Wer mittelfrist anlegen möchte – also vielleicht für die nächsten vier bis sechs Jahre – für den könnten Diamanten das Richtige sein. Dazu rät der Antwerpener Diamantenhändler Ulrich Freiesleben: „Zum einen ist der Markt weit weniger volatil als bei anderen Assetklassen, etwa Aktien, Öl oder Gold.“ Der Grund: Es findet stets ein realer Warenaustausch statt. Geld gegen Klunker. Einen Futurehandel gibt es nicht, keine Wetten auf einen bestimmten Preis. Zum anderen wächst die Nachfrage im asiatischen Raum deutlich. So wurde durch geschicktes Marketing erreicht, dass eine in den USA übliche Sitte, wonach ein Ehering mit einem wertvollen Diamanten bestückt sein sollte, sich nun auch in China, Indien und Japan durchsetzt. Freilich kauft man bei Diamanten das Währungsrisiko mit ein, denn gehandelt wird in US-Dollar.

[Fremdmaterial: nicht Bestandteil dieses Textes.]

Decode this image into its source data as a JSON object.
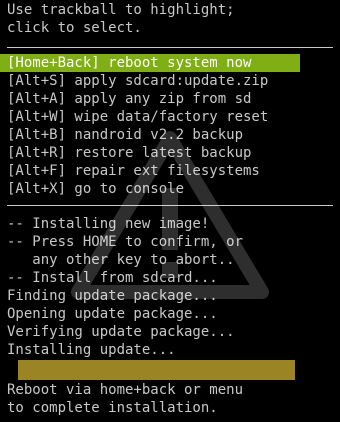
{
  "header": {
    "lines": [
      "Use trackball to highlight;",
      "click to select."
    ]
  },
  "menu": {
    "items": [
      {
        "label": "[Home+Back] reboot system now",
        "selected": true
      },
      {
        "label": "[Alt+S] apply sdcard:update.zip",
        "selected": false
      },
      {
        "label": "[Alt+A] apply any zip from sd",
        "selected": false
      },
      {
        "label": "[Alt+W] wipe data/factory reset",
        "selected": false
      },
      {
        "label": "[Alt+B] nandroid v2.2 backup",
        "selected": false
      },
      {
        "label": "[Alt+R] restore latest backup",
        "selected": false
      },
      {
        "label": "[Alt+F] repair ext filesystems",
        "selected": false
      },
      {
        "label": "[Alt+X] go to console",
        "selected": false
      }
    ]
  },
  "log": {
    "lines": [
      "-- Installing new image!",
      "-- Press HOME to confirm, or",
      "   any other key to abort..",
      "-- Install from sdcard...",
      "Finding update package...",
      "Opening update package...",
      "Verifying update package...",
      "Installing update..."
    ]
  },
  "progress": {
    "fraction": 1.0,
    "fill_color": "#9a8424",
    "track_color": "#555555"
  },
  "footer": {
    "lines": [
      "Reboot via home+back or menu",
      "to complete installation."
    ]
  },
  "colors": {
    "background": "#000000",
    "text": "#c8c8c8",
    "highlight": "#7fae15"
  },
  "watermark": {
    "icon": "warning-triangle-icon"
  }
}
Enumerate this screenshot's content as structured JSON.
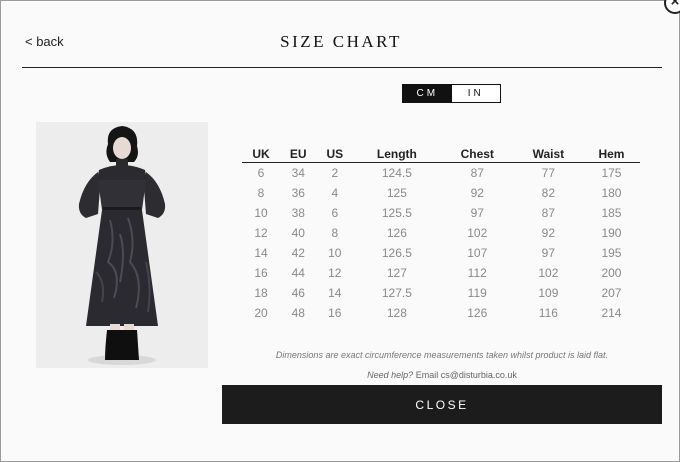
{
  "modal": {
    "back_label": "< back",
    "title": "SIZE CHART",
    "close_icon": "close-circle-icon"
  },
  "unit_toggle": {
    "cm_label": "CM",
    "in_label": "IN",
    "selected": "CM"
  },
  "table": {
    "headers": [
      "UK",
      "EU",
      "US",
      "Length",
      "Chest",
      "Waist",
      "Hem"
    ],
    "rows": [
      [
        "6",
        "34",
        "2",
        "124.5",
        "87",
        "77",
        "175"
      ],
      [
        "8",
        "36",
        "4",
        "125",
        "92",
        "82",
        "180"
      ],
      [
        "10",
        "38",
        "6",
        "125.5",
        "97",
        "87",
        "185"
      ],
      [
        "12",
        "40",
        "8",
        "126",
        "102",
        "92",
        "190"
      ],
      [
        "14",
        "42",
        "10",
        "126.5",
        "107",
        "97",
        "195"
      ],
      [
        "16",
        "44",
        "12",
        "127",
        "112",
        "102",
        "200"
      ],
      [
        "18",
        "46",
        "14",
        "127.5",
        "119",
        "109",
        "207"
      ],
      [
        "20",
        "48",
        "16",
        "128",
        "126",
        "116",
        "214"
      ]
    ]
  },
  "footer": {
    "note": "Dimensions are exact circumference measurements taken whilst product is laid flat.",
    "help_prefix": "Need help?",
    "help_email": "Email cs@disturbia.co.uk",
    "close_label": "CLOSE"
  }
}
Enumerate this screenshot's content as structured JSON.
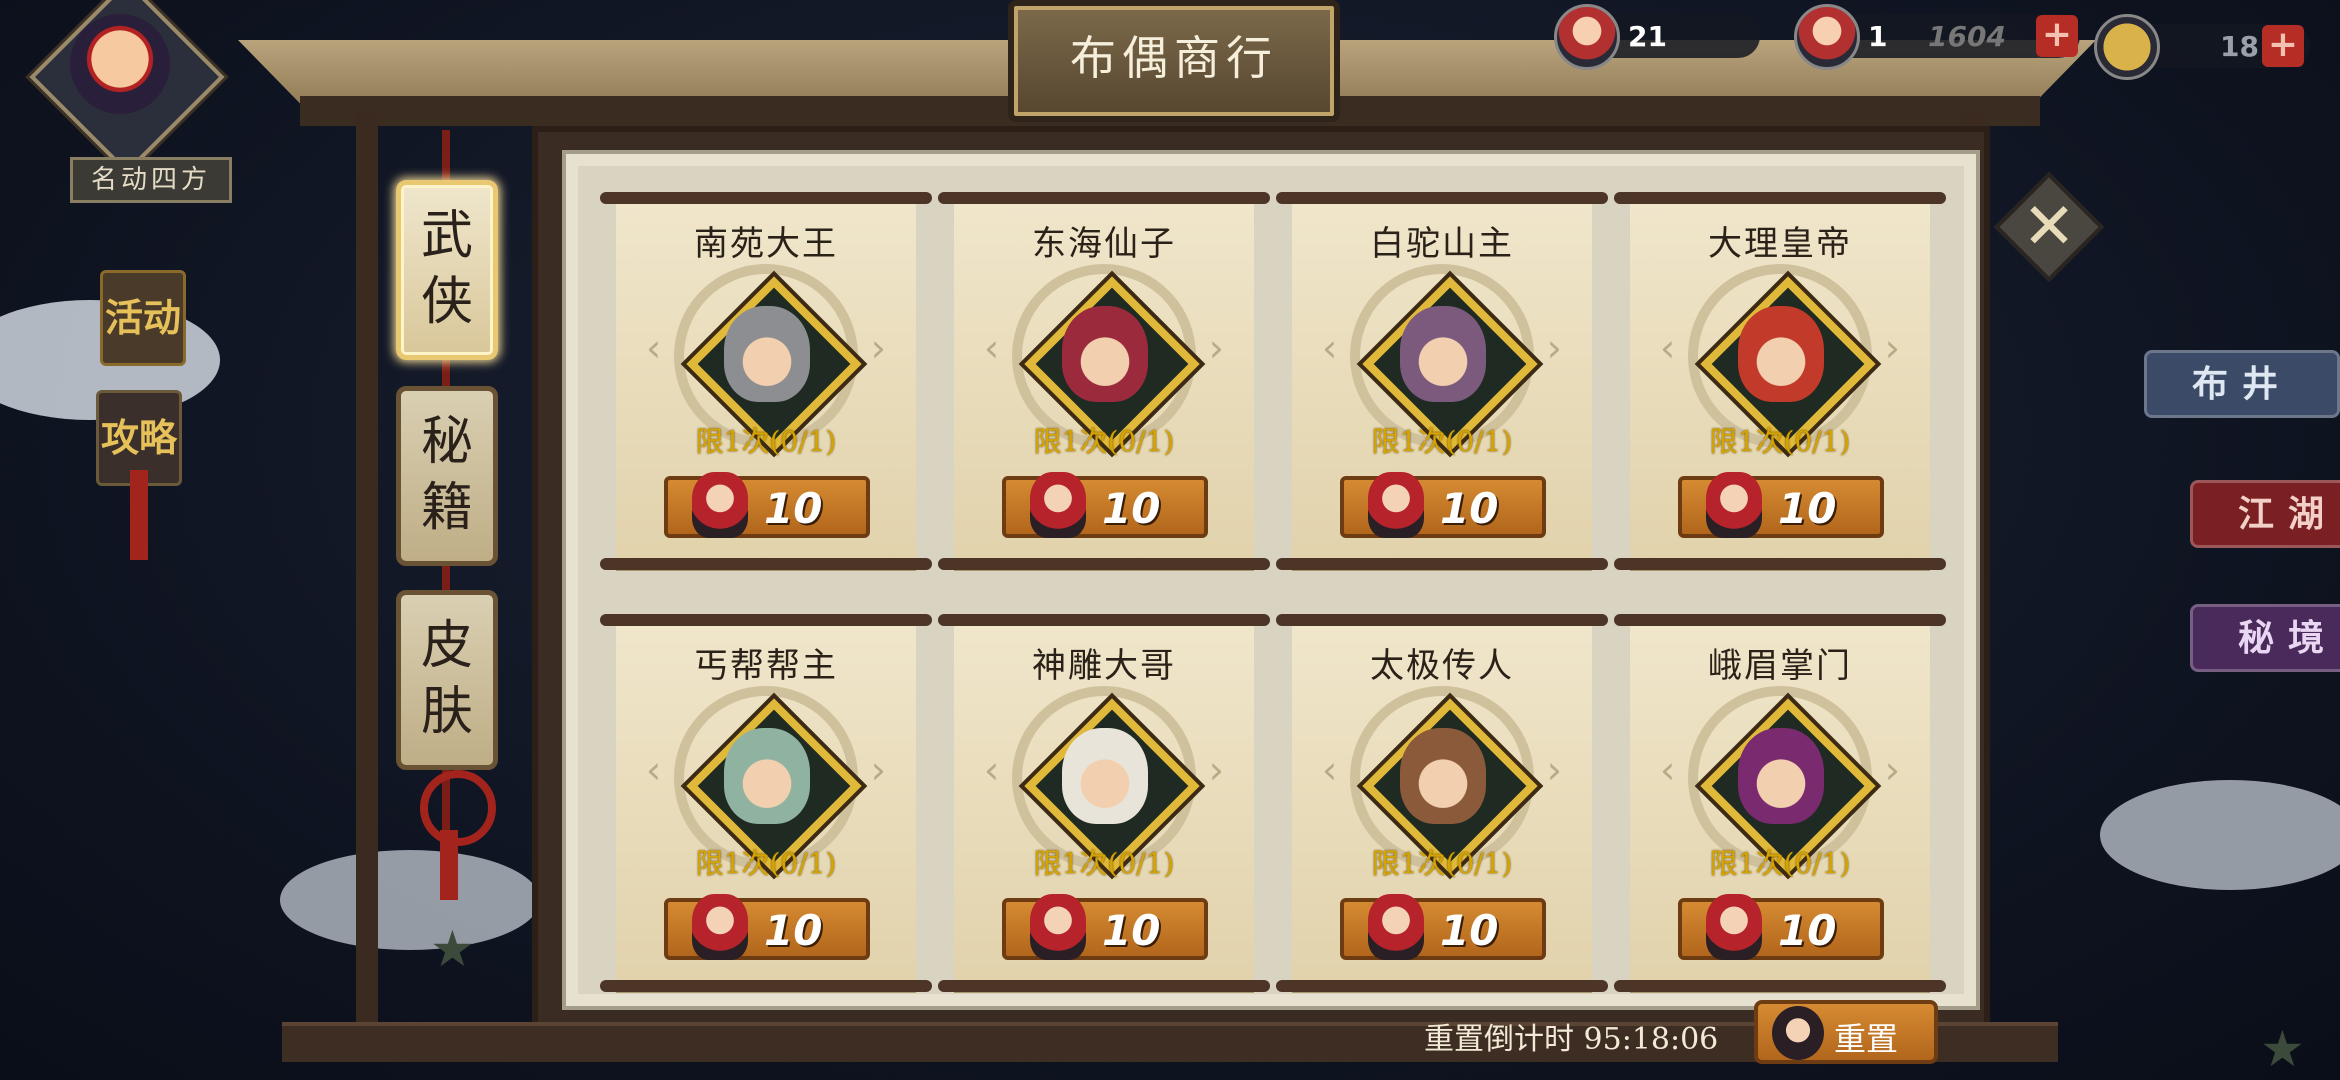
{
  "window": {
    "title": "布偶商行"
  },
  "currency": {
    "puppet_count": "21",
    "second_count": "1",
    "third_count": "1604",
    "gold_count": "18"
  },
  "player": {
    "title_plate": "名动四方"
  },
  "left_banners": {
    "activity": "活动",
    "guide": "攻略"
  },
  "tabs": [
    {
      "label_1": "武",
      "label_2": "侠",
      "active": true
    },
    {
      "label_1": "秘",
      "label_2": "籍",
      "active": false
    },
    {
      "label_1": "皮",
      "label_2": "肤",
      "active": false
    }
  ],
  "cards": [
    {
      "name": "南苑大王",
      "limit": "限1次(0/1)",
      "price": "10",
      "face_color": "#8d8e92"
    },
    {
      "name": "东海仙子",
      "limit": "限1次(0/1)",
      "price": "10",
      "face_color": "#9b2a3c"
    },
    {
      "name": "白驼山主",
      "limit": "限1次(0/1)",
      "price": "10",
      "face_color": "#7b5a7e"
    },
    {
      "name": "大理皇帝",
      "limit": "限1次(0/1)",
      "price": "10",
      "face_color": "#c23a2a"
    },
    {
      "name": "丐帮帮主",
      "limit": "限1次(0/1)",
      "price": "10",
      "face_color": "#8fb3a0"
    },
    {
      "name": "神雕大哥",
      "limit": "限1次(0/1)",
      "price": "10",
      "face_color": "#e9e4d9"
    },
    {
      "name": "太极传人",
      "limit": "限1次(0/1)",
      "price": "10",
      "face_color": "#8a5a3a"
    },
    {
      "name": "峨眉掌门",
      "limit": "限1次(0/1)",
      "price": "10",
      "face_color": "#7a2a6e"
    }
  ],
  "footer": {
    "countdown_label": "重置倒计时 95:18:06",
    "reset_label": "重置"
  },
  "right_menu": [
    {
      "label": "布井",
      "color": "#3b4a66",
      "text_color": "#dfe7f2"
    },
    {
      "label": "江湖",
      "color": "#7a1f22",
      "text_color": "#f2d0c8"
    },
    {
      "label": "秘境",
      "color": "#4a2a5a",
      "text_color": "#e8d6f2"
    }
  ],
  "icons": {
    "close": "close-icon",
    "price": "puppet-coin-icon"
  }
}
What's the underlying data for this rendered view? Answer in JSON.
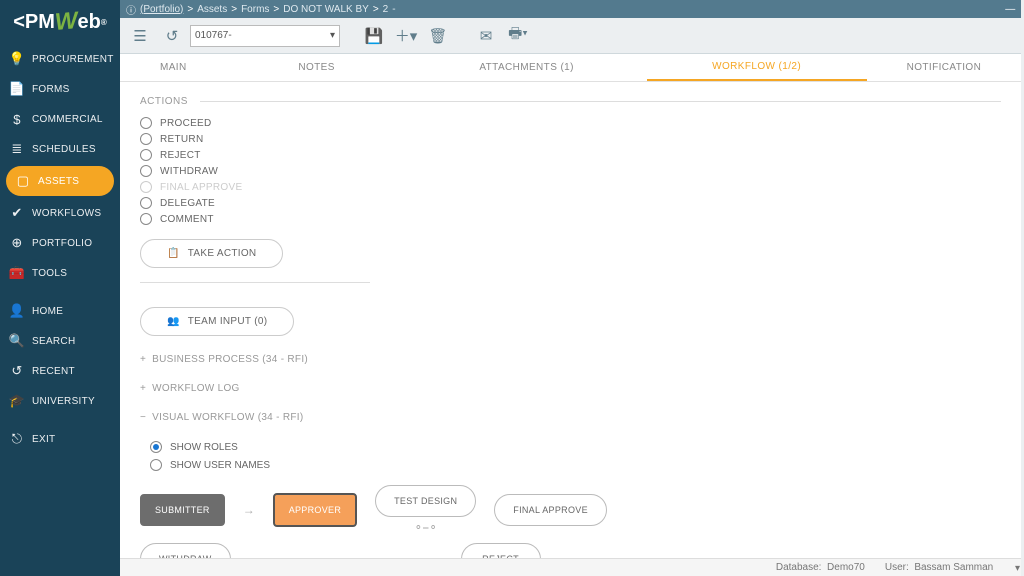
{
  "logo": {
    "p": "PM",
    "w": "W",
    "eb": "eb",
    "reg": "®"
  },
  "breadcrumb": [
    "(Portfolio)",
    "Assets",
    "Forms",
    "DO NOT WALK BY",
    "2",
    "-"
  ],
  "doc_select": "010767-",
  "tabs": {
    "main": "Main",
    "notes": "Notes",
    "attachments": "Attachments (1)",
    "workflow": "Workflow (1/2)",
    "notification": "Notification"
  },
  "sidebar": {
    "items": [
      {
        "icon": "💡",
        "label": "Procurement"
      },
      {
        "icon": "📄",
        "label": "Forms"
      },
      {
        "icon": "$",
        "label": "Commercial"
      },
      {
        "icon": "≣",
        "label": "Schedules"
      },
      {
        "icon": "▢",
        "label": "Assets",
        "active": true
      },
      {
        "icon": "✔",
        "label": "Workflows"
      },
      {
        "icon": "⊕",
        "label": "Portfolio"
      },
      {
        "icon": "🧰",
        "label": "Tools"
      }
    ],
    "items2": [
      {
        "icon": "👤",
        "label": "Home"
      },
      {
        "icon": "🔍",
        "label": "Search"
      },
      {
        "icon": "↺",
        "label": "Recent"
      },
      {
        "icon": "🎓",
        "label": "University"
      }
    ],
    "exit": {
      "icon": "⎋",
      "label": "Exit"
    }
  },
  "actions": {
    "title": "ACTIONS",
    "options": [
      {
        "label": "Proceed"
      },
      {
        "label": "Return"
      },
      {
        "label": "Reject"
      },
      {
        "label": "Withdraw"
      },
      {
        "label": "Final Approve",
        "disabled": true
      },
      {
        "label": "Delegate"
      },
      {
        "label": "Comment"
      }
    ],
    "take_action": "Take Action",
    "team_input": "Team Input (0)"
  },
  "sections": {
    "bp": "Business Process (34 - RFI)",
    "log": "Workflow Log",
    "vw": "Visual Workflow (34 - RFI)",
    "show_roles": "Show Roles",
    "show_users": "Show User Names"
  },
  "workflow_nodes": {
    "submitter": "Submitter",
    "approver": "Approver",
    "test_design": "Test Design",
    "final_approve": "Final Approve",
    "withdraw": "Withdraw",
    "reject": "Reject"
  },
  "status": {
    "db_label": "Database:",
    "db": "Demo70",
    "user_label": "User:",
    "user": "Bassam Samman"
  },
  "chart_data": {
    "type": "diagram",
    "title": "Visual Workflow (34 - RFI)",
    "nodes": [
      {
        "id": "submitter",
        "label": "Submitter",
        "state": "done"
      },
      {
        "id": "approver",
        "label": "Approver",
        "state": "current"
      },
      {
        "id": "test_design",
        "label": "Test Design",
        "state": "pending"
      },
      {
        "id": "final_approve",
        "label": "Final Approve",
        "state": "pending"
      },
      {
        "id": "withdraw",
        "label": "Withdraw",
        "state": "alt"
      },
      {
        "id": "reject",
        "label": "Reject",
        "state": "alt"
      }
    ],
    "edges": [
      [
        "submitter",
        "approver"
      ],
      [
        "approver",
        "test_design"
      ],
      [
        "test_design",
        "final_approve"
      ]
    ]
  }
}
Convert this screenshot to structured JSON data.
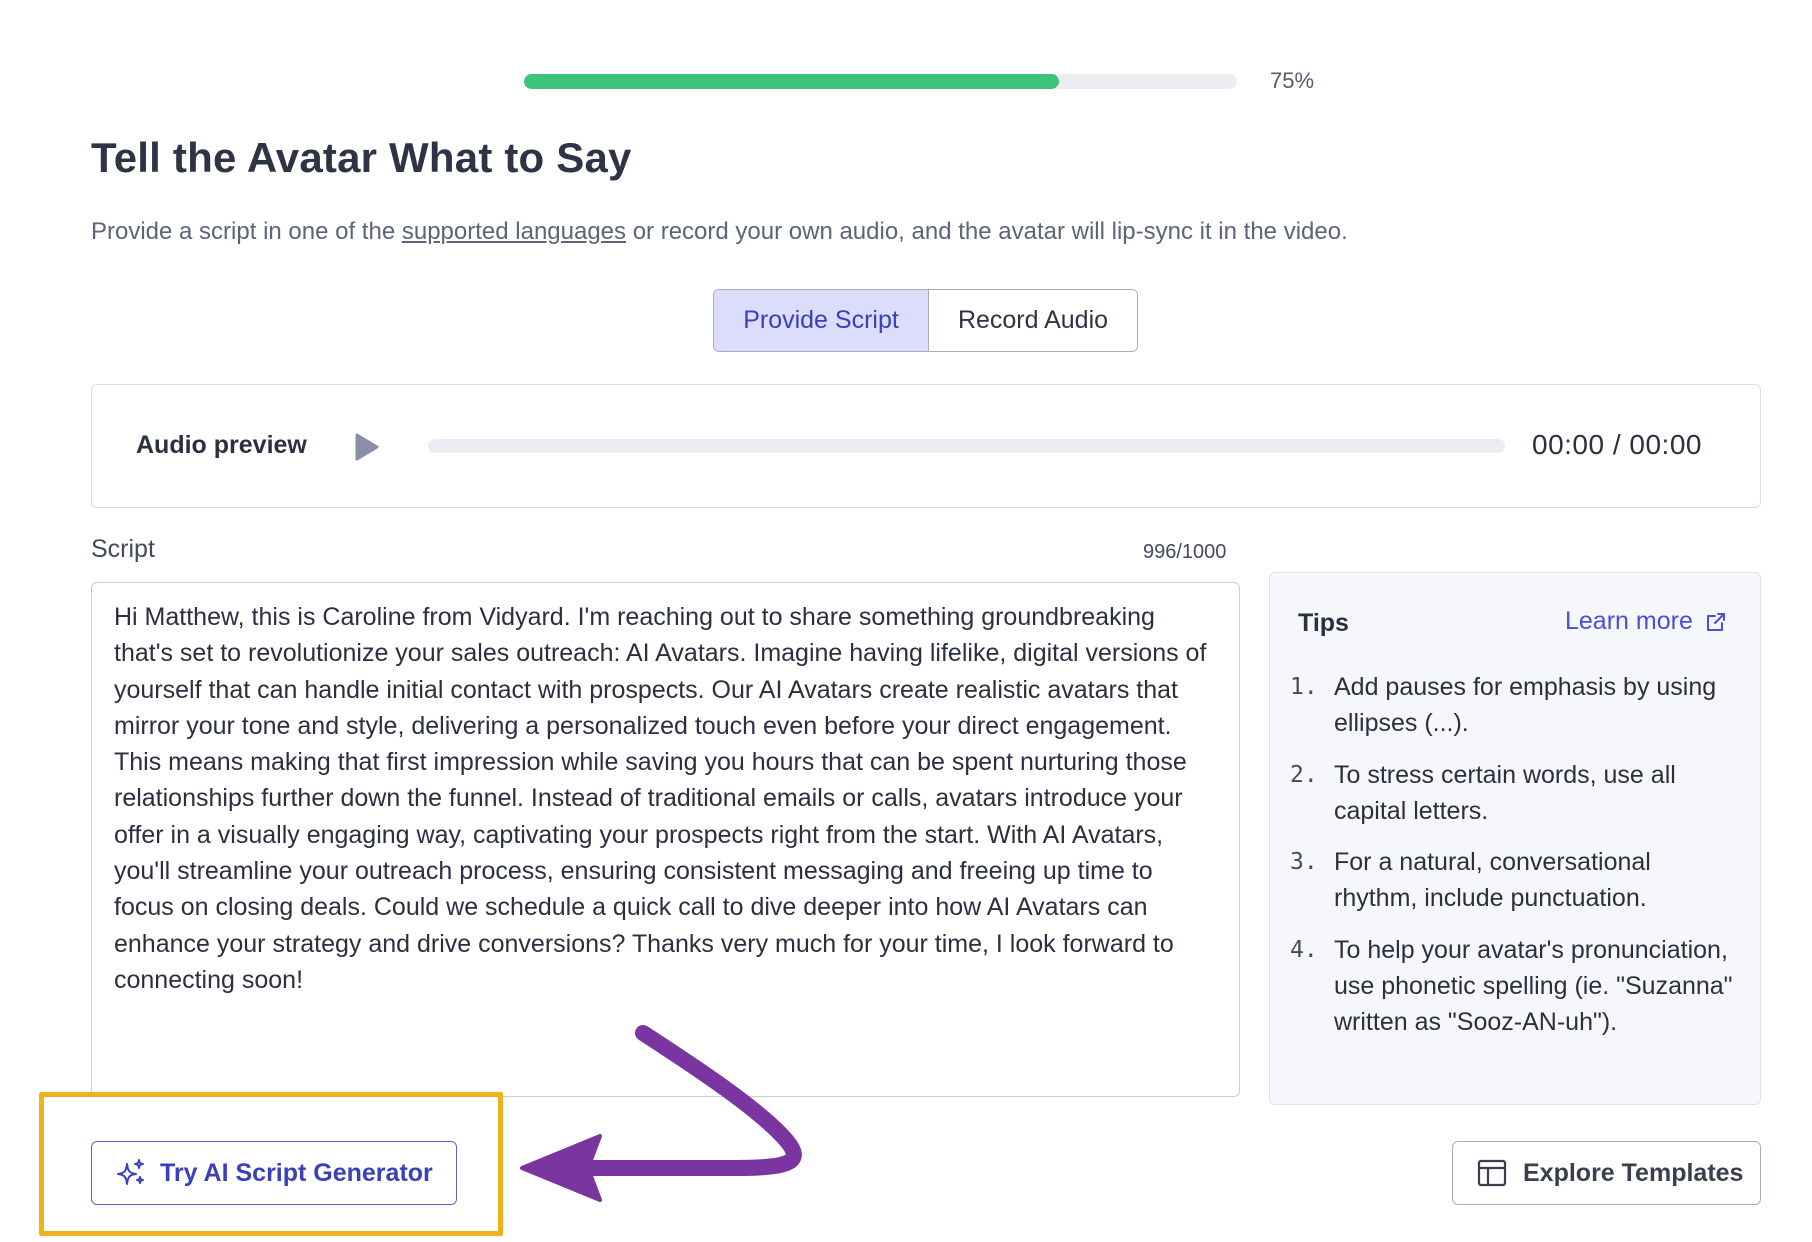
{
  "progress": {
    "percent": 75,
    "label": "75%"
  },
  "header": {
    "title": "Tell the Avatar What to Say",
    "subtitle_before": "Provide a script in one of the ",
    "subtitle_link": "supported languages",
    "subtitle_after": " or record your own audio, and the avatar will lip-sync it in the video."
  },
  "mode_tabs": [
    {
      "label": "Provide Script",
      "selected": true
    },
    {
      "label": "Record Audio",
      "selected": false
    }
  ],
  "audio_preview": {
    "label": "Audio preview",
    "time": "00:00 / 00:00"
  },
  "script": {
    "label": "Script",
    "char_count": "996/1000",
    "text": "Hi Matthew, this is Caroline from Vidyard. I'm reaching out to share something groundbreaking that's set to revolutionize your sales outreach: AI Avatars. Imagine having lifelike, digital versions of yourself that can handle initial contact with prospects. Our AI Avatars create realistic avatars that mirror your tone and style, delivering a personalized touch even before your direct engagement. This means making that first impression while saving you hours that can be spent nurturing those relationships further down the funnel. Instead of traditional emails or calls, avatars introduce your offer in a visually engaging way, captivating your prospects right from the start. With AI Avatars, you'll streamline your outreach process, ensuring consistent messaging and freeing up time to focus on closing deals. Could we schedule a quick call to dive deeper into how AI Avatars can enhance your strategy and drive conversions? Thanks very much for your time, I look forward to connecting soon!"
  },
  "tips": {
    "title": "Tips",
    "learn_more": "Learn more",
    "items": [
      {
        "num": "1.",
        "text": "Add pauses for emphasis by using ellipses (...)."
      },
      {
        "num": "2.",
        "text": "To stress certain words, use all capital letters."
      },
      {
        "num": "3.",
        "text": "For a natural, conversational rhythm, include punctuation."
      },
      {
        "num": "4.",
        "text": "To help your avatar's pronunciation, use phonetic spelling (ie. \"Suzanna\" written as \"Sooz-AN-uh\")."
      }
    ]
  },
  "buttons": {
    "ai_generator": "Try AI Script Generator",
    "explore_templates": "Explore Templates"
  },
  "colors": {
    "progress": "#3ec47a",
    "accent": "#4a4fd4",
    "highlight": "#f2b01e",
    "annotation_arrow": "#7a35a0"
  },
  "icons": {
    "play": "play-icon",
    "external_link": "external-link-icon",
    "sparkle": "sparkle-icon",
    "template": "template-icon"
  }
}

Auch Oldtimer können sich lohnen
Auch in den Oldtimermarkt können Anleger mit etwas Geschick ihr Geld stecken. Oldtimer heißt: mindestens 30 Jahre alt. Dass sich das lohnen kann zeigen einige Beispiele: So stieg der Preis eines Mercedes 300 SL (Baujahr 1954 – 1957) laut der Sachverständigenfirma Classic Data in den letzten vier Jahren von 410.000 Euro auf 500.000 Euro, ein Porsche 911 (Baujahr 1964 – 1967) von 41.000 Euro auf 55.000 Euro. Allerdings lohnt die Investition nur, wenn der Wagen in einem guten Zustand ist. Und die Geschichte des Wagen muss gut dokumentiert sein, denn „Besonderheiten in der Vorgeschichte können den Wert steigern“, sagt Marius Brune, Leiter Marktbeobachtung bei Classic Data. „Etwa wenn es sich um den original Mercedes Roadster handelt, den einst Heinz Rühmann gefahren hat. Und: Ein Gutachter sollte beim Kauf auch immer dabei sein.
Richtig lohnend werden Oldtimer erst ab 100.000 Euro, weil teilweise die Unterhaltskosten bei preiswerteren Fahrzeugen den Gewinn auffressen. Ab 500.000 Euro befindet man sich dann in der Blue-Chip-Klasse, die mit Kunstobjekten zu vergleichen ist. Dort bewegen sich Fahrzeuge, die von namhaften Auktionshäusern international vermarktet werden. So kommendann wie auf dem Kunstmarkt spektakuläre Preise auf Auktionen zustande. Die drei teuersten Oldtimer: ein Ferrari 250 TR von 1957 (16,39 Millionen Dollar), ein Duesenberg Model J Roadster von 1931 (10,34 Millionen Dollar) sowie ein Mercedes 540 K von 1937 (9,68 Millionen Dollar). Viel Geld für einen Haufen Altmetall.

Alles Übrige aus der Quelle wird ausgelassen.